Part B covers DME when your doctor prescribes it as medically necessary and you use a Medicare-enrolled DME supplier. The 20% coinsurance applies after the deductible. Important rules:

  • The supplier must be enrolled in Medicare and accept assignment, or you pay more than 20%
  • Some DME is rented (e.g., oxygen equipment, CPAP machines for the first 13 months); others are purchased
  • Prior authorization is required for certain high-cost DME items
  • If your supplier is not Medicare-enrolled, Medicare pays nothing

Always verify that your DME supplier participates in Medicare before accepting equipment. Non-participating suppliers commonly result in surprise bills.

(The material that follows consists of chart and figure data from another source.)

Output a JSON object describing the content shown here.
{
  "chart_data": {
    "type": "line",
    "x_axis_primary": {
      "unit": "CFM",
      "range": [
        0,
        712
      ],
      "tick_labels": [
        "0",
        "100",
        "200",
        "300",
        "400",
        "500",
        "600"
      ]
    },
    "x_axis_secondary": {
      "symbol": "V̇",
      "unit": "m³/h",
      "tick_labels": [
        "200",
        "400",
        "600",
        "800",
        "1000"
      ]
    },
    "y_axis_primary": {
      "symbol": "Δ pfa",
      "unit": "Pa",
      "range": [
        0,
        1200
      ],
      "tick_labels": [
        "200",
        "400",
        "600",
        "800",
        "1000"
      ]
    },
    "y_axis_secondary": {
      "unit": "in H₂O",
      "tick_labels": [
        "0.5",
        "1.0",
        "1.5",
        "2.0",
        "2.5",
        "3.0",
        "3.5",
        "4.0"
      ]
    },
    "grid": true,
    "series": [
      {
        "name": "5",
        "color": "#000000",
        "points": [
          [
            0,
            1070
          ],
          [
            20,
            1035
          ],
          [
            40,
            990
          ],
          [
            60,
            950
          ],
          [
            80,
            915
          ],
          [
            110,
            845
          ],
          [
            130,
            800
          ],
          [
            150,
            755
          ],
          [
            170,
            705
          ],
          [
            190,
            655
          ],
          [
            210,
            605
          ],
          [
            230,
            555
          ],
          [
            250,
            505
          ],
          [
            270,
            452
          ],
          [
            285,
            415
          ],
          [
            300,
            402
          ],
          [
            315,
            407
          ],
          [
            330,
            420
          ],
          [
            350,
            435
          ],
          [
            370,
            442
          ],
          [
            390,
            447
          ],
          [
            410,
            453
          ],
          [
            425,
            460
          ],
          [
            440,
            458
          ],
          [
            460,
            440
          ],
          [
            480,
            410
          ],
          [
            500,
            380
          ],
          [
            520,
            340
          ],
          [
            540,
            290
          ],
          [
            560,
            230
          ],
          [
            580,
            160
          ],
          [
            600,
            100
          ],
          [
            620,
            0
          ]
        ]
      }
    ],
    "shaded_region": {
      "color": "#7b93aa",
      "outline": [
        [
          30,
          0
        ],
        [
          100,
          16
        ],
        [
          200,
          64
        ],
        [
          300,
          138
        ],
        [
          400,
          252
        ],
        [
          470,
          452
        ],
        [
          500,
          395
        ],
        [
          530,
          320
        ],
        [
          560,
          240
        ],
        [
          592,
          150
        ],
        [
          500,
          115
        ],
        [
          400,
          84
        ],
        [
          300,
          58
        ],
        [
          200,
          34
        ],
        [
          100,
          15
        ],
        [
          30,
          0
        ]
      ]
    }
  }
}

How to Avoid IRMAA Premium Surcharges

The Income-Related Monthly Adjustment Amount (IRMAA) increases your Part B premium if your income exceeds certain thresholds. Medicare uses your tax return from two years prior to set the premium.

2024 MAGI (Individual)2024 MAGI (Married Filing Jointly)2026 Monthly Premium
≤$106,000≤$212,000$185.00
$106,001–$133,000$212,001–$266,000$259.00
$133,001–$167,000$266,001–$334,000$370.00
$167,001–$200,000$334,001–$400,000$480.90
>$500,000>$750,000$591.90

If your income has dropped significantly—due to retirement, loss of a spouse, or other life event—you can appeal IRMAA using Form SSA-44. File it with your local Social Security office as soon as your income situation changes. The appeal can reduce your premium retroactively.

Closing the Gap with Medigap

The best time to enroll in a Medigap (Medicare Supplement) plan is during your six-month open enrollment window that starts the month you turn 65 and enroll in Part B. During this window, insurers cannot deny you coverage or charge you more due to pre-existing conditions.

Outside this window, you may face medical underwriting—meaning you can be denied or charged more based on your health history. The most popular Medigap plan is Plan G, which covers the Part B coinsurance, the Part A deductible, and skilled nursing coinsurance, leaving you responsible only for the $257 annual deductible.